The Countenance Divine contents itself with four, interweaving a near-contemporary narrative with three distinct historical strands. In 1999, introverted computer programmer Chris Davidson is shoring up rickety software against the ‘Millennium Bug’, a doom that now appears impossibly quaint. It is a humdrum existence, described in an oddly affectless tone: ‘Chris liked his job. It was hard work and the hours were long, but he was very good at it.’
But Chris, we quickly realise, is not quite what he seems. On a whim, he buys a strange wooden puzzle from a market trader. As he tinkers with this ‘Practical Rebus’, he is plagued by strange thoughts: that he has been alive for hundreds of years; that the city is on fire; that he has been chosen for some special purpose.
At the office, Chris keeps up appearances. As the millennium looms and fears of economic and civil chaos grow, he beavers away on lines of neglected computer code. His inner life, however, is in turmoil, and his visions have taken a frankly apocalyptic turn: ‘The world was about to end, and it was all his fault.’
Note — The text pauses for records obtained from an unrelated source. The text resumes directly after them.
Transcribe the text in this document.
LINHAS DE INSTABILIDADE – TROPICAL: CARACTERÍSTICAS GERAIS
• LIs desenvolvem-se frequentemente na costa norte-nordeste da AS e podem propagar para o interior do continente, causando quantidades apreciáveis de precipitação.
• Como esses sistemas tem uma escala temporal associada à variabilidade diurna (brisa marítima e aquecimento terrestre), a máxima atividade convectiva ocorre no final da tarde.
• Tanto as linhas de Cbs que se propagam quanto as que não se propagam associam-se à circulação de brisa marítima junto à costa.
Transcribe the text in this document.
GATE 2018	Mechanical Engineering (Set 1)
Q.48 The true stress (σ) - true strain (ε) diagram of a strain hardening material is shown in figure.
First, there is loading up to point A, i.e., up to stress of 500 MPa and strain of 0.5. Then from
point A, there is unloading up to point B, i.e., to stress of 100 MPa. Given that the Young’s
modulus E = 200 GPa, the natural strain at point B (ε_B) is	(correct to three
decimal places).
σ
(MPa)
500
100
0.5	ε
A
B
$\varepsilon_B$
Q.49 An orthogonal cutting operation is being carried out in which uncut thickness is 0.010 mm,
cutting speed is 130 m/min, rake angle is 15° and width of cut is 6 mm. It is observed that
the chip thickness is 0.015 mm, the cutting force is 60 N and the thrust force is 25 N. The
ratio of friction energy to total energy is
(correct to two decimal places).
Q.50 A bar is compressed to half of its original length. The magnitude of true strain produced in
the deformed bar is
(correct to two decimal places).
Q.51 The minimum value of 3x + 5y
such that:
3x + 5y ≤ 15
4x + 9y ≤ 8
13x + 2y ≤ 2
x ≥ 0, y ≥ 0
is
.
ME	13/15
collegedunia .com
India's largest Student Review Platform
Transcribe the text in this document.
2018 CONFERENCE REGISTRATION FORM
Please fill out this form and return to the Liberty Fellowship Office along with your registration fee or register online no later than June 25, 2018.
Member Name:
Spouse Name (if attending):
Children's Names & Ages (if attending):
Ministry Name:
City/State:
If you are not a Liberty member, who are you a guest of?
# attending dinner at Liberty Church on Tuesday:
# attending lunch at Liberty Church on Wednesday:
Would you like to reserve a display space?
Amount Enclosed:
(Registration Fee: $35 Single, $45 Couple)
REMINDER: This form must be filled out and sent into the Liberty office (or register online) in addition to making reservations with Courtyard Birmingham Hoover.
Before it can, though, we find ourselves in the London of 1888, amid the livid horrors of the Whitechapel murders. Taking the infamous ‘From hell’ letter as his starting point, Hughes presents a cache of imagined correspondence by the same hand, in which the putative Ripper gives his account of the remaining murders and alludes, in darkly cryptic terms, to his instructions from a ‘Mr Blake’ (who has, incidentally, made him a gift of a now-familiar ‘puzzle toy’).
This sequence, though disturbing, is a remarkable feat of ventriloquism. Hughes (who has worked for many years as an actor) has an exquisite ear for diction, and for all the dismal savagery of the acts his Ripper recounts, it is the coarse verisimilitude of his verbal tics that makes him truly terrifying. ‘Ile set you down on the ground,’ he writes, ‘nise and gentle.’
The Ripper’s ‘Mr Blake’, it transpires, is none other than William Blake. We encounter him in 1790, as he laboriously engraves his own tiny print run of Songs of Innocence and of Experience (whose formative visions, to preserve his satisfying chronological schema, Hughes locates in 1777). Blake, too, is brought to life with extraordinary assurance. We are shown not only the fervent visionary, but also the playful Dissenter and, less familiarly, the mercurial but tender husband.
Hughes has done his textual scholarship too, though he stitches it into his narrative without undue showiness. Blake’s visions, for instance, are announced by ‘a hot, gnawing chatter in his toe’, a detail that echoes his epic poem, Milton, in which the spirit of that revered poet enters Blake’s body by way of his foot. Similarly, when the remains of Milton are disinterred (and here, again, Hughes hinges his tale on historical events), Blake secures possession of one of his ribs, fashioning from it a homunculus in which Milton is, rather wearily, reanimated. This is every bit as outlandish as it sounds, yet it is, to be fair, a thoroughly Blakean outlandishness (homunculi were apt to appear in his engravings), and such are the verve and conviction of Hughes’ vision that we accept it with hardly a raised eyebrow.
In 1666, meanwhile, a blind and disconsolate Milton is racing against time to see his great epic published. Though he is no longer in immediate danger, the Restoration has left him with few friends. Unlike Blake, the convictions of his youth have deserted him, and his dream of an English New Jerusalem is in ruins. His prophecies have not been forgotten, however, and those who cling to them are now scheming against him. In the ashes of the Great Fire of London, we begin to glimpse the grand design that is unfolding across the centuries.
All of this may sound rather daunting; this is, it must be said, an intricate and densely allusive novel. Yet for all the seriousness of its meditations on literary heritage and millenarian theology, The Countenance Divine is never less than superbly stimulating. It is a debut of high ambition that marks the arrival of a considerable talent.